Era pacifista. Por más vueltas que daba al asunto de la guerra, de príncipes asesinados, de imperios extendiendo sus territorios, de alianzas y movimientos políticos, para Anthony Brown, la guerra tenía la misma cara: Hambre, sed, miseria, fatiga, luto…

Ya no podía recordar la última vez en que había gozado de ser libre. ¿Habrá sido aquélla velada nocturna cuando la joven Dina posó su cabeza sobre su hombro frente a la fogata en la residencia de los Kurzbach? ¿O quizás en el último baile de graduación allá en la Universidad de Bonn? Si viajaba más allá, en el tiempo… quizás fue cuando su padre le sonrió al verlo de pie después de meses de convalecencia, o tal vez al montar aquél potro en el rodeo… ¡No! ¡Todo era un error! La última vez que se sintió un hombre libre fue cuando se reflejó en aquéllas esmeraldas que el tiempo no lograba apartar de su memoria; cuando esos ojos verdes lo hicieron volar en cuerpo y alma durante aquélla cacería.

-Candy – murmuró y sus brazos varoniles temblaron ligeramente. Aquél recuerdo era una niñería, era algo trivial, era algo que él había dejado ya en el olvido. ¡Claro! Él no temblaba… quizás sus manos vacilaban porque no había probado bocado alguno desde el desayuno… ¡Sí! ¡Por supuesto! Ella no importaba más para el gallardo oficial. Ella era ahora la duquesa de Grandchester. Lo había olvidado con mucha facilidad. ¿Por qué no olvidarla también?

-Después de todo – murmuró fingiendo indiferencia, aún frente al espejo – ni que fuera tan hermosa.

-No finjas Anthony Brown – una voz respondió desde su interior – ella te parece encantadora.

-¿Encantadora? ¡Claro que no! – replicó.

-¿Divina, entonces?

-¿Divina? ¿De dónde? ¡Es más terrenal que la vid!

-¡Qué raro! Solías decir que era un ángel.

-¿Un ángel? ¡Un ángel no le grita "Cabeza Dura" a la directora de su colegio!

-¡Ah pero si estás muy bien informado!

Anthony trastabilló. Una vez más su subconsciente lo había retado en cuanto al viejo recuerdo que él insistía en olvidar en un baúl cerrado con candados, muchos candados, para que no se escapara.
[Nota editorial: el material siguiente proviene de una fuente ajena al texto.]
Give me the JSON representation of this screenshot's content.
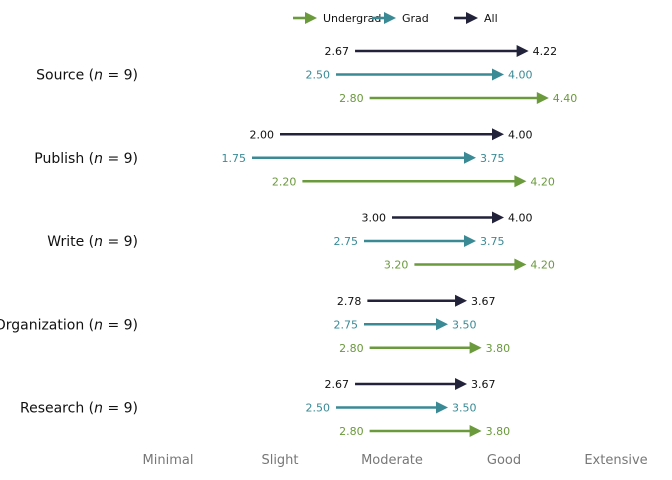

-Es fea – agregó el oficial, como queriendo justificar su "olvido" – tiene pecas, es bajita, parece que nunca se peina, trepa árboles como un muchacho.

-Es hermosa… sus pecas bailan cuando sonríe, su estatura es perfecta para elevarla por los aires y girar con ella, su cabello es una cascada de rizos voluntariosos y sus risa cristalina te hechizó, aunque trepe árboles.

-¡Basta! ¡Es tiempo de hacer a un lado semejante recuerdo! ¡Pero qué pérdida de tiempo! Mientras que yo me debato conmigo mismo, hay miles de jóvenes muriendo en las trincheras.

Anthony salió exasperado de su habitación. Una vez más había fracasado. No importaba cuánto se esforzara… Candy siempre se las arreglaba para atravesar las trincheras, la humedad, la guerra misma y meterse en cada fibra del oficial.

-Ya nunca más Candice White Andrew, Duquesa de Grandchester… y demás títulos raros – murmuró con un tono que incluso rayaba en la insolencia.

Anthony caminó presuroso hacia el hotel donde se llevaría a cabo la recepción. Mil veces se había hecho la misma promesa. Mil veces había decidido que jamás volvería a pensar en aquél sueño infantil, insípido –según él –, y jamás volvería a permitir que esos ojos verdes le quitaran el sueño. Ella era de otro, eso no debía olvidarlo.

En el hotel la recepción había comenzado apenas. Las mujeres jóvenes no pudieron disimular el desbordado interés por el recién llegado.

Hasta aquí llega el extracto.